The politics of justice

The plaintiffs challenging the Wisconsin case want the Supreme Court to set an efficiency gap threshold at 7 percent. That’s the point at which, according to another researcher’s work, there’s a 95-percent chance that the maps will never favor the other party.

Seven percent isn’t exactly an easily justifiable number, though, Chief Justice John Roberts said.

“That doesn’t sound like language in the Constitution,” he said during argument.

He’s also worried that setting a standard for something as amorphous as partisanship could ultimately weaken the federal judiciary. If the courts start striking down politically drawn maps, Republican voters who watch their party lose seats – and, potentially, control of Congress – won’t buy the argument that the blame lies with a mathematical equation they’ve never heard of, Roberts said.

“The intelligent man on the street is going to say, ‘That’s a bunch of baloney. It must be because the Supreme Court preferred the Democrats over Republicans.’ And that’s going to come down in one case after another as these cases are brought in every state,” Roberts said. “That is going to cause very serious harm to the status and integrity of the decisions of this court in the eyes of the country.”

Roberts’ fear is an echo from 55 years earlier, when the court first ruled that the federal judiciary could decide redistricting cases. Then-Justice Felix Frankfurter warned in his dissenting opinion that the court would delegitimize itself by wading into an inherently political process.

“The Court’s authority – possessed of neither the purse nor the sword – ultimately rests on sustained public confidence in its moral sanction. Such feeling must be nourished by the Court’s complete detachment, in fact and in appearance, from political entanglements and by abstention from injecting itself into the clash of political forces in political settlements,” Frankfurter wrote.

A landmark

That ship might have sailed. No matter which way the justices decide the Wisconsin case, they’ll likely alter the course of American democracy.

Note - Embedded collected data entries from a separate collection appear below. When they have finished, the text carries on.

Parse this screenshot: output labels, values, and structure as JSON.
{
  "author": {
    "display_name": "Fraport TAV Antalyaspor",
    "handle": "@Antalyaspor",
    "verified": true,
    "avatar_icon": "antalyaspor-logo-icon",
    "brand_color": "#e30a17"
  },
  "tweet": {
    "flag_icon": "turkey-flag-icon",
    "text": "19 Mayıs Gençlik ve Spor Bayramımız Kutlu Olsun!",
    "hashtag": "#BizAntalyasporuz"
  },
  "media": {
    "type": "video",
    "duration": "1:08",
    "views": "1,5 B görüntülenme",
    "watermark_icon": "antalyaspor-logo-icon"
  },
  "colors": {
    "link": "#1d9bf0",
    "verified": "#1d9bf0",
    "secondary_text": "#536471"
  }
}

If they decide the map is too partisan, state lawmakers across the country (including Pennsylvania) will have to head back to the drawing board with a new standard to meet. If they uphold Wisconsin’s maps, they’ll pave the way for others to go even further, potentially making the process of extreme partisan gerrymandering an imperative for whichever party holds power.

The country has taken notice.

  • A story that’s normally followed by few outside the ranks of wonks and politicos has become front-page news, spawned books such as Kury’s and “Ratfked: The True Story Behind the Secret Plan to Steal America’s Democracy” (which features a photo of Pennsylvania’s infamous 7th Congressional District), and become a focal point for interest groups of all political stripes. Forty-four groups filed amicus briefs supporting one side or the other in the case, Kury said.

“The state of Texas, the NAACP, just about every group in the country that has an interest in the outcome of the case. A lot of people are concerned about this subject,” Kury said.

The state Supreme Court on Thursday ordered the Commonwealth Court to finish its findings of fact and conclusions of law in the League of Women Voters’ suit by year’s end. That opens the possibility for an order to redraw the state’s Congressional districts before the 2018 midterms, when control of Congress will be decided.

“Once we know that people’s votes aren’t counting, then we need to move as quickly as possible to correct the problem and correct the system,” Almeida said.

If it comes to that, General Assembly staffers will be starting from scratch.

“We’re not cavalier, but we’re also not convinced that we should be doing anything other than defending the lawsuits,” Crompton said.

“We have every reason to think we’re going to win,” he said.